Saturday, September 13, 2008

原来我也会害怕寂寞...

I just got back from the movies with Zhi Xiang and Jun Rong at Cineleisure. Show for the day is WALL E. And I just found out in the afternoon I'm broke (because I lost my combat pay!), so I have think more before spending from now. WALL E quite nice. It really like let me reflects on how we want our future world to be like. Well before watching the movie we had pasta for dinner. I spent like $14.10 just for pasta! If this goes on I'll be so broke soon! I need to remind myself of how much I spent so I wont spend so much.

I was loitering around HMV before I meet them. HMV has become one of my favourite places since a few months ago; I enjoyed just going through the CDs on display, I enjoyed letting the loud music just filling me up. I feel like buying some movies to watch, but yah, budget (so need to practice control a little).

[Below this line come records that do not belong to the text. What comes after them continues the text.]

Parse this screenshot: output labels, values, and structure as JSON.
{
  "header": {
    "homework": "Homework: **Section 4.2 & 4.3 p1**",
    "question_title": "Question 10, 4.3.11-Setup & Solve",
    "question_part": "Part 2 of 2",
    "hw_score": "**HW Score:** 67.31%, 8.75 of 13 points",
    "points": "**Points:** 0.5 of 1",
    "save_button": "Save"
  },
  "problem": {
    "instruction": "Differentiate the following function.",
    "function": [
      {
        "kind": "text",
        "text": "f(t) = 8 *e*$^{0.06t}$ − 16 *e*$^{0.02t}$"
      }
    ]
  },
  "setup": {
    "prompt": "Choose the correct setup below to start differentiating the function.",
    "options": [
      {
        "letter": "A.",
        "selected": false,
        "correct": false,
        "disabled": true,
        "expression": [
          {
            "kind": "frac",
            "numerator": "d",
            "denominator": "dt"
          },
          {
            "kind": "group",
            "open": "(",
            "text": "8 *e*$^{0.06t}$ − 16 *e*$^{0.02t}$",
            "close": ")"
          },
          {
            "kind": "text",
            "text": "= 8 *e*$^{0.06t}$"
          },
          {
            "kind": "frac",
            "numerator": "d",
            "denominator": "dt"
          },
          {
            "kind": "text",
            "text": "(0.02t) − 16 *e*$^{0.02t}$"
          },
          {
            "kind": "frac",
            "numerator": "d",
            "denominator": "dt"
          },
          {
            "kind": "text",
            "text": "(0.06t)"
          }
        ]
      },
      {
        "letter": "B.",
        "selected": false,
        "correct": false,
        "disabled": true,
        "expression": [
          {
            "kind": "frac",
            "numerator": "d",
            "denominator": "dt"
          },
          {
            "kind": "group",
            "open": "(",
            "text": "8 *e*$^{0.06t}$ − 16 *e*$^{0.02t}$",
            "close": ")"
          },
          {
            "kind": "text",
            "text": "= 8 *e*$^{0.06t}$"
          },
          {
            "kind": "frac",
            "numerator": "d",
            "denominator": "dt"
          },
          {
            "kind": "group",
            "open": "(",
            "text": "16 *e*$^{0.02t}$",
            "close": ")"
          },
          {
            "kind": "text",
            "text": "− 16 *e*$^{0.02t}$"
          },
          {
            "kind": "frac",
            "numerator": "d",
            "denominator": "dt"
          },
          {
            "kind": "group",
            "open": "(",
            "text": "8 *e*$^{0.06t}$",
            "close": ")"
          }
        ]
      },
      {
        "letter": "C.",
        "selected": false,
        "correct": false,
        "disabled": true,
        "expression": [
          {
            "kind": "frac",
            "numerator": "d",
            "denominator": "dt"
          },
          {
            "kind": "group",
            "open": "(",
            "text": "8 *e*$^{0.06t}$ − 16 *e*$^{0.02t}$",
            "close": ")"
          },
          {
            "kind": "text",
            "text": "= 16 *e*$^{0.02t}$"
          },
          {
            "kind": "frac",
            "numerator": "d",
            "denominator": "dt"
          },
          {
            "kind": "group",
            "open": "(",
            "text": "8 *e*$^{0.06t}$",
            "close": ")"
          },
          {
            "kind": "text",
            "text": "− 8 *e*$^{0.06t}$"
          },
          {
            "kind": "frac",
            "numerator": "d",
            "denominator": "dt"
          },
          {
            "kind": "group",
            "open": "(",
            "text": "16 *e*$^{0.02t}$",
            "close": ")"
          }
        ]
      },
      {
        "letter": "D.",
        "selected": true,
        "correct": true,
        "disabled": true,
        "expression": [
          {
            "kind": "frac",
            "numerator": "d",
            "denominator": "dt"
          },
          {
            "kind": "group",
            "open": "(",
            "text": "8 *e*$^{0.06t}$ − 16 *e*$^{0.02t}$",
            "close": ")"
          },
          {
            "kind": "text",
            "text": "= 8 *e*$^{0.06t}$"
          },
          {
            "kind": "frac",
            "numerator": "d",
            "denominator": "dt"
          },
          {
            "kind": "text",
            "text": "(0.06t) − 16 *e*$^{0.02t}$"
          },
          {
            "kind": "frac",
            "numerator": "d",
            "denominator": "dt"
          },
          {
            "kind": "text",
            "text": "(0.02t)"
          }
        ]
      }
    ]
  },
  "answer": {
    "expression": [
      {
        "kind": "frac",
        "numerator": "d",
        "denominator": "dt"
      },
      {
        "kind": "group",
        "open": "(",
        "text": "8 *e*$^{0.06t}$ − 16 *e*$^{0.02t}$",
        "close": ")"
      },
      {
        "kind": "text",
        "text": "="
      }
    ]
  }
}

Being with Zhi Xiang and Jun Rong makes me feel inferior. It's like most of the time they are talking between themselves and like they will tell me about what they say a bit later. Walking back to the station after supper (yes, we had supper, and I ordered a Ice Jelly Cocktail) was somehow the same; Jun Rong passes some comments to him, and initially I wanted to ask what they were talking about but in the end did not. Guess after the incident last month, everything had changed; not only my relationship with the 6SIR people, but also my fellow tekong mates. I feel that they are blaming me for what had happened, and they are like at their best not to get involved too much with me because the 6SIR people will think that I am talking bad behind their backs or that I am up to something again. Maybe Zhi Xiang asked me out just for the sake of asking me out because like he already said already in front of the guys then I like say I want while Matthew and Ming Dong can't make it, and so, it's suppose to be me and him ultimately, and as he can't reject me now, so he puts in a Jun Rong as a shield from me.

I knew it all along. I'm just a backup plan. For a long time, I had never go out and return home being happy. I missed the feeling of being happy! Where are my friends?! Where are my true friends?! Why are all my so-called friends calling me when they need my help or when they are trying to sell me stuffs or when they have some fortune teller that is very good to introduce me or when they need a backup plan just in case?!! WHY?!! WHY?!! WHY??!!!

原来我也会害怕寂寞... all I need is a couple of true friends that I can hang out with.

"This is a cruel world."

These words ran over and over my head again and again, like the announcement at the train station. Platoon Sergeant is right. How sure am I that people will help me back when I help people? How sure am I that people will give in to me when I give in to people? I realised it only now. I'm so stupid! I'm so naive!!! I do things with other people in mind. But do they even think of me?!! Are they even concern about my interest??!!!!

"This is a cruel world." I hate myself. I hate myself for who I am. I hate myself for what I have done. Why am I so solf-hearted?!! Why am I always considerating the interest of other people when they don't? Why am I so weak?!!!

Some people will say "We are here to help others, so returns and rewards shouldn't be the concern." If we are here to help others, THEN WHAT THE FUCK ARE THE OTHERS HERE FOR??!! Just because I can do well in certain things doesn't mean that I have to do it all the time! Why am I always the one doing things while the others can rest?! Why? Why?! WHY??!!

God just have to make the world cruel.

I still remember what Uncle Jackson told me last year: 世界上没有永远的敌人,也没有永远的朋友. I am starting to agree with him. Forever friends is kinda bullshit. Take me and Janson for example. We seldom talk now. Even if he message me or call me, I'll always speak coldly to him or just give him attitude. If I'm just one of him backup plans so be it. I don't really care. There was this entry in a past copy of Readers' Digest about 25 Life's Toughest Questions, and if I remember correctly, question seven was "When do you know that a friendship has ended?" and the answer to the question is "When you have this suspicion that it never really begun." I was letting my thoughts run wild that day and I think I can say that for Janson and me; maybe our friendship didn't actually begin in the first place; maybe he befriended me because he knows that I can help him in mathematics.

That brings me back to what I mentioned earlier about me being too good to people.

Guess that's my problem: I'm too nice to people, especially to those people whom I shouldn't be too nice to.

But given my looks, I guess if I'm not nice to people, I won't have much friends anymore.

I dunno what to do already.

"This is a cruel world."

I missed my friends! Jin Long, Jin Tai, Dennis, Sze Wei, Gim Hock, Xin Ying, Rui Xiang, Elton, Shermaine, Daniel, Peishan, Wei Lun, EVERYONE!!!